Graphically DOA4 is gorgeous. The environments are all painstakingly textured and the game plays at a vigorous 60 fps, bells, whistles, kit-n-caboodles– whatever those are. And though the characters still have their 3D anime hotness, they've never looked better. If you play DOA4 on a high definition TV the detail in the hair, fur, and water will look amazing. That's for sure. But it doesn't look to shabby on a regular TV either, though in standard definition it's even tougher to differentiate it from its Xbox brethren. The graphical upgrades are not necessarily mind-blowing, and DOA has always "looked good." It's something Team Ninja can work on for the fifth sequel.
The soundtrack on DOA4 is decent. The best way to describe it would be…urgent. With a frenetic rock/electronic flair, the soundtrack doesn't bore, and it doesn't make you want to mute it either. It's not PGR3 good, but it's better than Perfect Dark Zero's music. The voice acting is still, well, the same.
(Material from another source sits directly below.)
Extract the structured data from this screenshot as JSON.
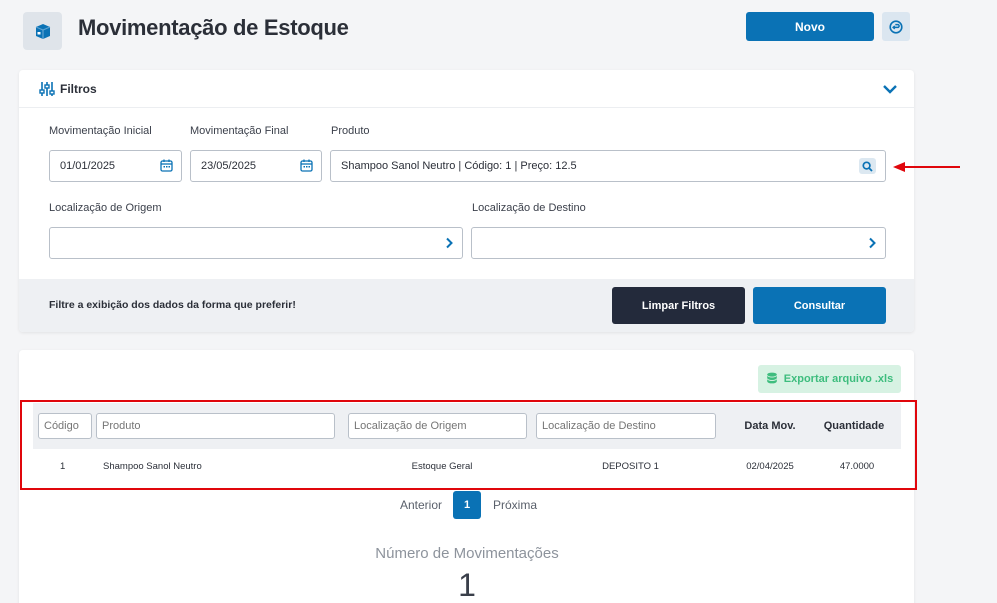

And why not" Why change what they've spent years making. The voices are all ones you'll remember and this time, like the last time, they'll spew ludicrous sayings that reveal part of their character right before they lay the smack down. My favorite is Christie's "Die!" saying; terse and to the point. And this time they left the dialog in Japanese and subtitled it. This makes listening to those sayings all the more bearable.
There is a long list of things to do in DOA4 even though most of them have been carried over from Dead or Alive Ultimate. The most impressive addition is the use of Z points (or Zack points) used to purchase new online avatars (such as skeletons or ninjas, crocodiles or penguins) and accessories for each avatar. You can even purchase new lobbies to organize games in, add things to it like a big-screen TV, or just jump past that stuff and go pick a fight. Dead or Alive 4's online component is refined, offering minimal lag with quite a few contenders-tag team or 1 on 1. One of the cool little additions is that while you wait to fight, you-and everyone else in the channel-can actually watch the current fight going on. It's like a kind of DOA TV. The best thing is you can talk to the people fighting (or those watching) and figure out how to beat the seated player.
If there is anything to complain about in DOA 4, it's the brevity of the story mode, which lasts for about 15 minutes per person (give or take, depending on your familiarity with the game). That and the story's coherency betwixt scenes falls apart somewhere between Zack's antics and Brad Wong's drunken stupor. The only graphical "iffy" moments are when the women's hair flows over their shoulders, which seems to sink into their clothes and doesn't look right.
DOA4 is a beautifully balanced and presented game that represents all of Team Ninja's hard work combining all of what you love about Dead or Alive in here, and more of what you didn't know you'd love but, take my word for it, you will.